- Electric car production is growing as overall automobile output slips.
- Vehicle sales are projected to drop in all major markets this year except for Japan, Moody’s says.
- General Motors is taking on electric-car pioneer Tesla. G.M. says it’s created a new electric vehicle battery that offers up to 400 miles of range and will be cheaper than today’s batteries.
As the global automarket shrinks, its decline accelerated by the coronavirus outbreak, carmakers are starting to pin their hopes on a bright spot: electric vehicles.
The Covid-19 virus is darkening what was already a negative outlook for the industry. Car sales in China plunged 80% in February compared to a year earlier, the China Passenger Car Association said. This comes a week after Moody’s lowered its global car sales forecasts for 2020 because of the coronavirus outbreak. The rating agency said world vehicle sales will fall 2.5% this year, more than its previous prediction of a 0.9% decline. And that’s after global car sales tumbled 4.6% last year.
While internal combustion engines still power the vast majority of the cars on the road, electric vehicles are making up an ever-greater share of the market. New models will soon hit showrooms because of automaker investment, government policies and consumer demand. A boost is expected in 2022, when the cost of an electric vehicle declines to that of a conventional car, according to a Deloitte report in January.
“There is a warm spot in this cold market, however: electric vehicles,” Nathaniel Bullard, a BloombergNEF analyst, wrote in Sparklines newsletter. “Automakers sold 2.1 million plug-in hybrid and purely electric vehicles last year, up 9% from 1.9 million in 2018.”
Electric vehicle sales are projected to grow 14% to 2.4 million vehicles this year, according to BloombergNEF. China is expected to remain the biggest electric vehicle market in 2020, but Europe will see the greatest growth, with a 50% increase to more than 800,000 this year.
G.M. said that it will offer a full line of electric vehicles by 2023, some of which will be aimed at budget-conscious consumers who can’t afford Tesla’s luxury cars. A roomier Chevrolet Bolt EV should hit showrooms this year, while the company expects to unveil electric Hummers and Cadillacs in 2022. The company says it will spend $20 billion on electric and self-driving vehicles by 2025.
“In Europe, the regulatory environment requires that they make substantial strides in the next four years, and automakers are looking at ways to make them,” David Reichmuth, senior vehicles engineer at the Union for Concerned Scientists told Karma. “Here, the Trump administration has tried to roll back gasoline efficiency standards, but the mileage has still improved.”

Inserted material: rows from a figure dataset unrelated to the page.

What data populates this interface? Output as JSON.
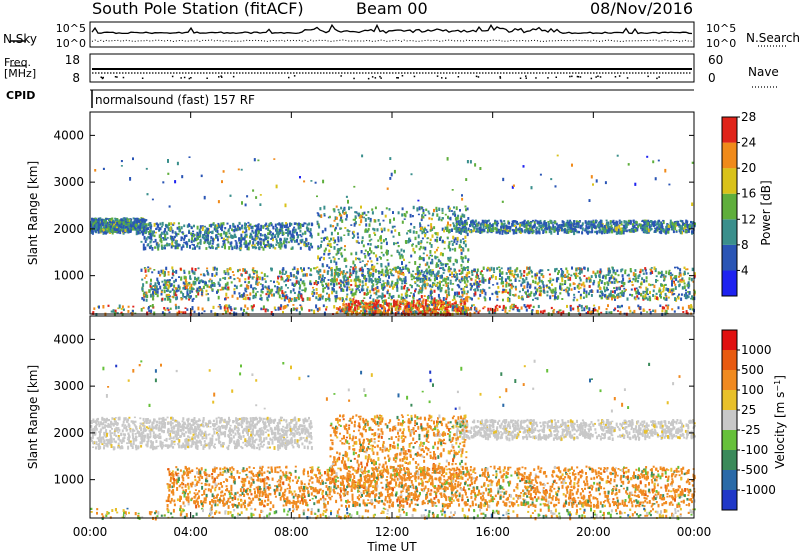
{
  "header": {
    "station": "South Pole Station (fitACF)",
    "beam": "Beam 00",
    "date": "08/Nov/2016"
  },
  "panel_labels": {
    "nsky": "N.Sky",
    "nsearch": "N.Search",
    "freq_line1": "Freq.",
    "freq_line2": "[MHz]",
    "nave": "Nave",
    "cpid": "CPID",
    "cpid_value": "normalsound (fast) 157 RF"
  },
  "chart_data": [
    {
      "type": "line",
      "name": "noise",
      "left_ticks": [
        "10^5",
        "10^0"
      ],
      "right_ticks": [
        "10^5",
        "10^0"
      ]
    },
    {
      "type": "scatter",
      "name": "frequency-nave",
      "left_ticks": [
        "18",
        "8"
      ],
      "right_ticks": [
        "60",
        "0"
      ]
    },
    {
      "type": "heatmap",
      "name": "power",
      "ylabel": "Slant Range [km]",
      "ylim": [
        180,
        4500
      ],
      "y_ticks": [
        1000,
        2000,
        3000,
        4000
      ],
      "colorbar": {
        "label": "Power [dB]",
        "levels": [
          "4",
          "8",
          "12",
          "16",
          "20",
          "24",
          "28"
        ],
        "colors": [
          "#1e22f0",
          "#2a55b5",
          "#3a8f8c",
          "#5fae3c",
          "#d9c21a",
          "#f08a1a",
          "#e0241a"
        ]
      }
    },
    {
      "type": "heatmap",
      "name": "velocity",
      "ylabel": "Slant Range [km]",
      "ylim": [
        180,
        4500
      ],
      "y_ticks": [
        1000,
        2000,
        3000,
        4000
      ],
      "xlabel": "Time UT",
      "x_ticks": [
        "00:00",
        "04:00",
        "08:00",
        "12:00",
        "16:00",
        "20:00",
        "00:00"
      ],
      "colorbar": {
        "label": "Velocity [m s^-1]",
        "levels": [
          "1000",
          "500",
          "100",
          "25",
          "-25",
          "-100",
          "-500",
          "-1000"
        ],
        "colors": [
          "#2038c8",
          "#2a6aa8",
          "#3a8a5a",
          "#66c03a",
          "#c8c8c8",
          "#e8c02a",
          "#f08a20",
          "#e85a10",
          "#e01010"
        ]
      }
    }
  ]
}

BMW unveiled its new, all-electric Concept i4 sedan online after the Geneva Motor Show was canceled last month because of the coronavirus outbreak. Unlike most concept cars that never hit showroom floors, the company plans to bring this one to market in the next year.

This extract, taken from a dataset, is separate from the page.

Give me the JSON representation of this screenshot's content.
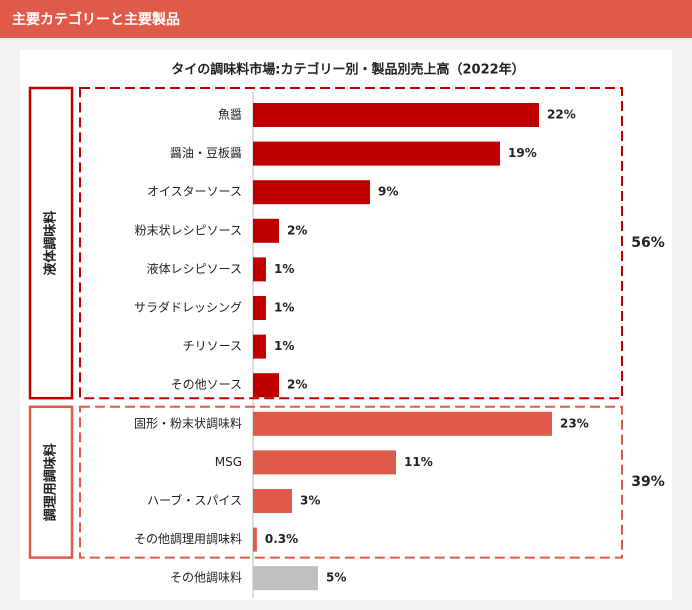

Governments, especially in Europe and China, are promoting electric vehicles as they attempt to curb the impact of climate change and also look to improve air quality in cities. U.S. states such as California, Maryland and New Jersey are taking the lead in promoting electric vehicles as the Trump administration decided to weaken car-mileage targets.
“It’s important that gasoline mileage continue to improve because most new cars will continue to be powered by gasoline for at least the next few years,” Reichmuth said.